L’effet surprise passé, à deux, le couple de prédateurs se
ressaisit et contre-attaqua. Le primate ne l’entendit pas de cette oreille. Il
choisit comme stratégie de séparer les deux félins en privilégiant des attaques
individuelles. D’autant qu’à chacun de ses balancements d’une branche à une
autre, il travailla méticuleusement et méthodiquement les oreilles et la queue des
tigres en leur infligeant une bonne gifle sinon une bonne fessée. Si ce n’est
un pincement pour leur rappeler la leçon : « Vous n’êtes pas les
bienvenus ici ! Débarrassez le plancher ! »
Une leçon de vie
Rien ne fit, ni le feulement ni les tentatives de griffage des
superprédateurs. Le primate reste de marbre aux intimidations de ses
adversaires. Tout spectateur attendrissant, sentant la mort prochaine du gibbon,
l’aurait conjuré à détaler. Mais l’insolent primate l’aurait certainement
répondu : « Je suis créé pour garder mon calme ». Et notre
intrépide singe n’a cure de l’exaspération du tigre, encore moins de notre émoi.

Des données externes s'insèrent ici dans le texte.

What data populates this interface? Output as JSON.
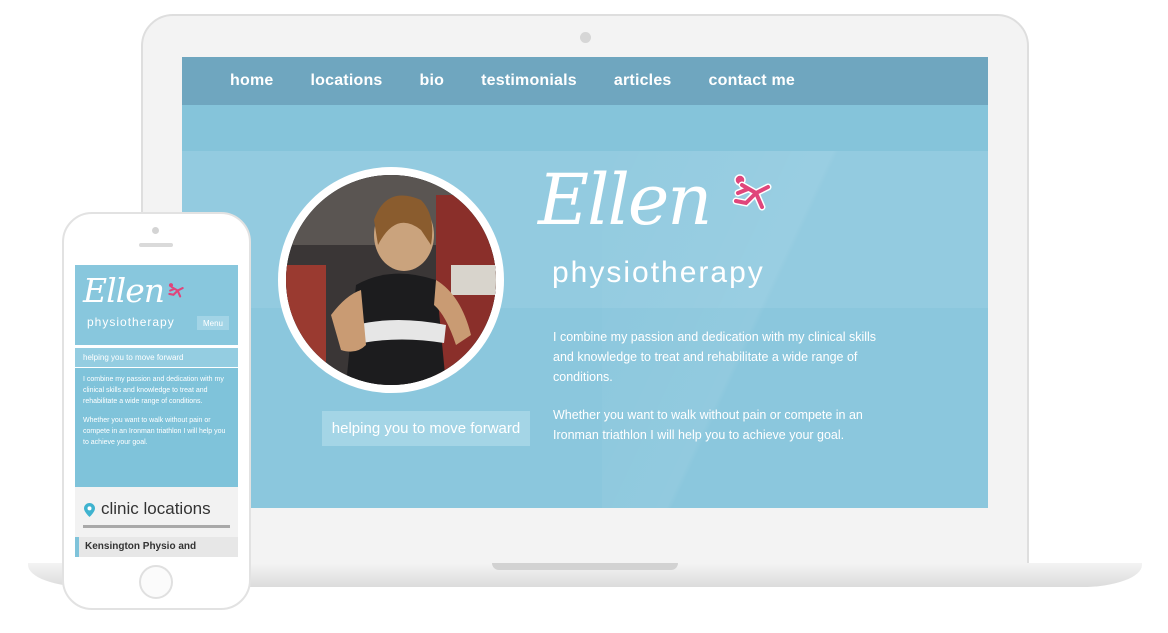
{
  "nav": {
    "items": [
      "home",
      "locations",
      "bio",
      "testimonials",
      "articles",
      "contact me"
    ]
  },
  "brand": {
    "name": "Ellen",
    "subtitle": "physiotherapy"
  },
  "hero": {
    "tagline": "helping you to move forward",
    "paragraph_1": "I combine my passion and dedication with my clinical skills and knowledge to treat and rehabilitate a wide range of conditions.",
    "paragraph_2": "Whether you want to walk without pain or compete in an Ironman triathlon I will help you to achieve your goal."
  },
  "mobile": {
    "menu_label": "Menu",
    "tagline": "helping you to move forward",
    "paragraph_1": "I combine my passion and dedication with my clinical skills and knowledge to treat and rehabilitate a wide range of conditions.",
    "paragraph_2": "Whether you want to walk without pain or compete in an Ironman triathlon I will help you to achieve your goal.",
    "clinic_heading": "clinic locations",
    "clinic_first_item": "Kensington Physio and"
  },
  "colors": {
    "screen_bg": "#86c5dc",
    "nav_bg": "#6fa6bf",
    "accent_pink": "#e0457b",
    "text_white": "#ffffff"
  },
  "icons": {
    "runner": "running-figure-icon",
    "pin": "location-pin-icon"
  }
}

Ondoyant et ferme, le gibbon poussa l’outrecuidance, en
descendant de son perchoir pour mettre pattes à terre, face à la hargne des
deux redoutables prédateurs. Ceux-ci n’en crurent leurs yeux. Ils commencèrent
à se chamailler sur la stratégie à adopter. L’audace face à la force. L’habilité
contre la férocité. L’un des tigres, ébaubi et suranné, se replia en se
camouflant derrière un arbuste qui teint à peine l’ombre de sa queue. Le
primate, sûr de son avantage, totalement à découvert, sautilla deux pas en
avant. Ce fut la provocation de trop. Le tigre bondit. Mais pas assez fort pour
alpaguer le singe qui s’agrippa, une nouvelle fois, à une des nombreuses branches
suspendues.
Et la provocation va connaître son épilogue. Notre téméraire
gibbon poursuivant son funeste jeu, a le toupet d’inviter ses deux compétiteurs
d’infortune à un décathlon improvisé : course de vitesse suivie d’un saut
à la perche avec au finish un lancer de poids. Pour le top départ, il se mit à
la verticale sur une branche à peine tenable en formant un perpendiculaire avec
le dos des deux félidés, soigneusement alignés pour la circonstance. La course fut
lancée. Elle se poursuit par un saut à la perche dont le primate excella à
nouveau. Pour l’épreuve du lancer du poids, le vainqueur du jour se saisit
d’une large feuille pour la balancer sur le postérieur de ses deux rivaux.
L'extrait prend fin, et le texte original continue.